John Lewis, Congressman from Georgia, was eleven years old when he heard the Word of God, coming across the radio air waves. The Word of God spoke in the voice of Martin Luther King, Jr., who was, at that time, already preaching at the Ebenezer Baptist Church in Montgomery, Alabama. The Word stirred in John Lewis then, and continues to move him to this day. John Lewis was a youth, like John and Andrew in Chapter 2 of the Gospel of John, which we heard this last weekend. Now, sixty four years later, the unshaken foundation of his efforts on behalf of justice, equality and acceptance for people of all races is still biblical faith. Lewis writes of his realizations, shared and honed by MLKing, his other colleagues on freedom rides, at sit-ins and marches:
“We realized that the violence around us offered an uncommon opportunity to perform a great spiritual work. We began as outcasts reserved for condemnation and scorn, but we were transformed into a shining army of peace moving in the center of God’s love. We were rescued from the outer limits of human existence to become philosophers and priests, leaders and advocates, shepherds and witnesses to the way of truth. And in these roles, we cut a path to a new America. We discovered that our dignity, and in fact all human dignity, was not tied to the way we looked or dressed. Our dignity was not related to the size of our wallet or the digits of our zip code. We discovered that it didn’t matter how we were judged by mankind, our own souls were imbued with the power to work miracles to change water into wine, the meek into the mighty, to change base metal into pure gold.” (Across That Bridge)
Martin Luther King, Jr. was assassinated in 1968, a brutal year. Thanks to people like John Lewis, the call for sustaining what King called the Beloved Community goes on today in the face of extremist and racial violence, in Ferguson, New York and abroad. With John Lewis, let us celebrate MLKing’s birthday as a family birthday, because he and John Lewis and every woman and man who work for justice and peace are family to us. Their mantle is over our shoulders as well.

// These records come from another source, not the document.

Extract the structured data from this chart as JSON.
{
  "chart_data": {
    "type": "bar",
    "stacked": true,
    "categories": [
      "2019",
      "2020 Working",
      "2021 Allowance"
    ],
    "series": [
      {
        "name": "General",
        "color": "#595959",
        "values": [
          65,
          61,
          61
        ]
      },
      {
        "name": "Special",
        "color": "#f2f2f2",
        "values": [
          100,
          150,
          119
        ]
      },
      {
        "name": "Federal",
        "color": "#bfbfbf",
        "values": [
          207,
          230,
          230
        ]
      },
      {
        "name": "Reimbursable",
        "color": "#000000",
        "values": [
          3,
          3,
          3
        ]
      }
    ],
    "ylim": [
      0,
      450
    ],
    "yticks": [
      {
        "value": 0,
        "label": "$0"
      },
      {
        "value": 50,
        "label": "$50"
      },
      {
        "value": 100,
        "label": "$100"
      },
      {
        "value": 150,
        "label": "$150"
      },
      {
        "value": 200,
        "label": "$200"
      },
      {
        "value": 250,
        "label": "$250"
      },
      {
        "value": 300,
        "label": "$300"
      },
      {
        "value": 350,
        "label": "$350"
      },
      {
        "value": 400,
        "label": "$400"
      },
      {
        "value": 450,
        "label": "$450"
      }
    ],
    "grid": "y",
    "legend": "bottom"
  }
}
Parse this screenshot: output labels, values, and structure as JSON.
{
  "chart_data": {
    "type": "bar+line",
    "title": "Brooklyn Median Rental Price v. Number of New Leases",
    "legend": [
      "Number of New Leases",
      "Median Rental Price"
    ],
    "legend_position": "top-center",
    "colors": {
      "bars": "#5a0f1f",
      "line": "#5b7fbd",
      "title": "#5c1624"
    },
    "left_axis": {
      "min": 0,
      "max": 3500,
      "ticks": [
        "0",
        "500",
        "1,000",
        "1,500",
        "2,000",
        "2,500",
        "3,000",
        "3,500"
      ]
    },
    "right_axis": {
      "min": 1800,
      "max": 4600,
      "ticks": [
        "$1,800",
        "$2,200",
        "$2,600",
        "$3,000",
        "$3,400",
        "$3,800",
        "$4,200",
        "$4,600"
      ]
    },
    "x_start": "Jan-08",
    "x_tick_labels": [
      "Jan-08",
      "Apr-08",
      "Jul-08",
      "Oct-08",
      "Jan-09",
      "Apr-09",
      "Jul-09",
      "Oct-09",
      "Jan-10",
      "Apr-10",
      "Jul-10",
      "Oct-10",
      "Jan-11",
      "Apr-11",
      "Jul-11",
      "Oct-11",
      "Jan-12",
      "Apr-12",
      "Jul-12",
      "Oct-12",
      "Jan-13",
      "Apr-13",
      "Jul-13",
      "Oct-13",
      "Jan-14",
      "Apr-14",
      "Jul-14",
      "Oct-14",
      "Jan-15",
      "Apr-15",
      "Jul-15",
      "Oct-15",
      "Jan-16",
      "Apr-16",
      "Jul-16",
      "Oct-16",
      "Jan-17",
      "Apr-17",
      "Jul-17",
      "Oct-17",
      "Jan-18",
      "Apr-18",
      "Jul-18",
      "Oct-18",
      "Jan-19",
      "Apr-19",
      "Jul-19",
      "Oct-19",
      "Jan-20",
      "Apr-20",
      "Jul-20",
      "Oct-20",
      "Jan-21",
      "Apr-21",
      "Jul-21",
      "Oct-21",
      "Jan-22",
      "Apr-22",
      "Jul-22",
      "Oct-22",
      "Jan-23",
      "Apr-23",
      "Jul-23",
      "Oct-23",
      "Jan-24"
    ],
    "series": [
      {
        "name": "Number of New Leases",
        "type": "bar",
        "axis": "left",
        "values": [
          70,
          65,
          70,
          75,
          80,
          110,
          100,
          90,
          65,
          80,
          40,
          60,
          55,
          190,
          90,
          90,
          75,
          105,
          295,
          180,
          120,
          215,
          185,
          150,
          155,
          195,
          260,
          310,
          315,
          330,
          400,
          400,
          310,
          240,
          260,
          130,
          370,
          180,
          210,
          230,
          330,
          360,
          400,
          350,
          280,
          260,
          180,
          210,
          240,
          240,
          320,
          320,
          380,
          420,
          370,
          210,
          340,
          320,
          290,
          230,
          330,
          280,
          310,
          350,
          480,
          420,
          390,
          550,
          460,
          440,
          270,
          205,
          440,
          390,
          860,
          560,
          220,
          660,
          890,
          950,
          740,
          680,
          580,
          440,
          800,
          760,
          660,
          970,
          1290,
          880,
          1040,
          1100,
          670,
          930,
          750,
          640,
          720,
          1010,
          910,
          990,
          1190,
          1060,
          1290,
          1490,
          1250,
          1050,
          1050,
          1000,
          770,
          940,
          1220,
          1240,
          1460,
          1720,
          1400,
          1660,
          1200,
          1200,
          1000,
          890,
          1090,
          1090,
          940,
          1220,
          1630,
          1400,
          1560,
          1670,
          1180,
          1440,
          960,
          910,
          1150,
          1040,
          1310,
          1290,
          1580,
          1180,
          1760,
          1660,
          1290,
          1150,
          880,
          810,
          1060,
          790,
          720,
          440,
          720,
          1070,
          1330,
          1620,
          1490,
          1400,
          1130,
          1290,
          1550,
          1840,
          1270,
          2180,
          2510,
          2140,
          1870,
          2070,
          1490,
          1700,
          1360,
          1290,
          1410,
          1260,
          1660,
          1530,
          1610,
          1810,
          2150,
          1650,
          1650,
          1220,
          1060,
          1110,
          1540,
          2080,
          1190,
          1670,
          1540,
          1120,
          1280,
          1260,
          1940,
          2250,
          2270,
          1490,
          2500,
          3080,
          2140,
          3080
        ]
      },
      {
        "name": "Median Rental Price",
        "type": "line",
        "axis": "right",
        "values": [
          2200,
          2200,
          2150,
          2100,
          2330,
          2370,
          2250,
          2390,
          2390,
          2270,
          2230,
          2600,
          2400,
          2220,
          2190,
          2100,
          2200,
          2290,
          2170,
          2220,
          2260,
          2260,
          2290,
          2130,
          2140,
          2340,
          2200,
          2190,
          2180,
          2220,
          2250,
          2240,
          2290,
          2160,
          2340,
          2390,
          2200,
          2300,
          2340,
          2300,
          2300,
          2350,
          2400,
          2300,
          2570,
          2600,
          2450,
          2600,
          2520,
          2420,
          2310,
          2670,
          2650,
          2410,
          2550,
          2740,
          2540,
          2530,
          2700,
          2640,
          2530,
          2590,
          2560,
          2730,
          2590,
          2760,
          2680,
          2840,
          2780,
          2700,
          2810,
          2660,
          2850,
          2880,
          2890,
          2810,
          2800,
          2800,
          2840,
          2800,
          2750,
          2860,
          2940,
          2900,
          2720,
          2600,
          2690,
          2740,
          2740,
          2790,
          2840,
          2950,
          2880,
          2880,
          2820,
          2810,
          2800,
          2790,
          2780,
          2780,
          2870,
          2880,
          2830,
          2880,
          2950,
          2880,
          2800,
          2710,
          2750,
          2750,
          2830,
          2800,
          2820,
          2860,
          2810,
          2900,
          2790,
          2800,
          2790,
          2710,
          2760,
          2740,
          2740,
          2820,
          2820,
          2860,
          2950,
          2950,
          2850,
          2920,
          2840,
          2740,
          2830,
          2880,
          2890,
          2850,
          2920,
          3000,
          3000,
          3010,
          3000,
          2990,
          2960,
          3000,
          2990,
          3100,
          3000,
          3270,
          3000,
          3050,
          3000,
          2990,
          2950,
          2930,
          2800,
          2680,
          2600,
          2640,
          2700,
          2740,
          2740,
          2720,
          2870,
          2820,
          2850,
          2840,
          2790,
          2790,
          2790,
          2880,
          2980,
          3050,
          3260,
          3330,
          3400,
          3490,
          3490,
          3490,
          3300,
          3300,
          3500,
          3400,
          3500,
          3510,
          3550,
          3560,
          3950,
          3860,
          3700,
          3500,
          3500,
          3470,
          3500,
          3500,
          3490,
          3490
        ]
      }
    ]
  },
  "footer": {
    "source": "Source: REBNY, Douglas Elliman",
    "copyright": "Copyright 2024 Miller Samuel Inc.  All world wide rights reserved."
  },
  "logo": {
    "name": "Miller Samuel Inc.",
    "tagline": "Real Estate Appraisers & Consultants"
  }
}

Near the end of Across the Bridge, John Lewis, encourages us in a way of living we may not want, but are called to:
“You are a light. You are the light. Never let anyone – any person or any force – dampen, dim or diminish your light. Study the path of others to make your way easier and more abundant. Lean toward the whispers of your own heart… Choose confrontation wisely, but when it’s your time don’t be afraid to stand up, speak up and speak out against injustice. .. And if you follow your truth down the road to peace and the affirmation of love, if you shine like a beacon for all to see, then the poetry of all the great dreamers and philosophers is yours to manifest in a nation, a world community, and a Beloved Community that is finally at peace with itself.”
I invite you to join me. Let’s drink in the Spirit of God found in these American visionaries, MLKing Jr. and John Lewis and do our part in upbuilding the Beloved Community, now and tomorrow.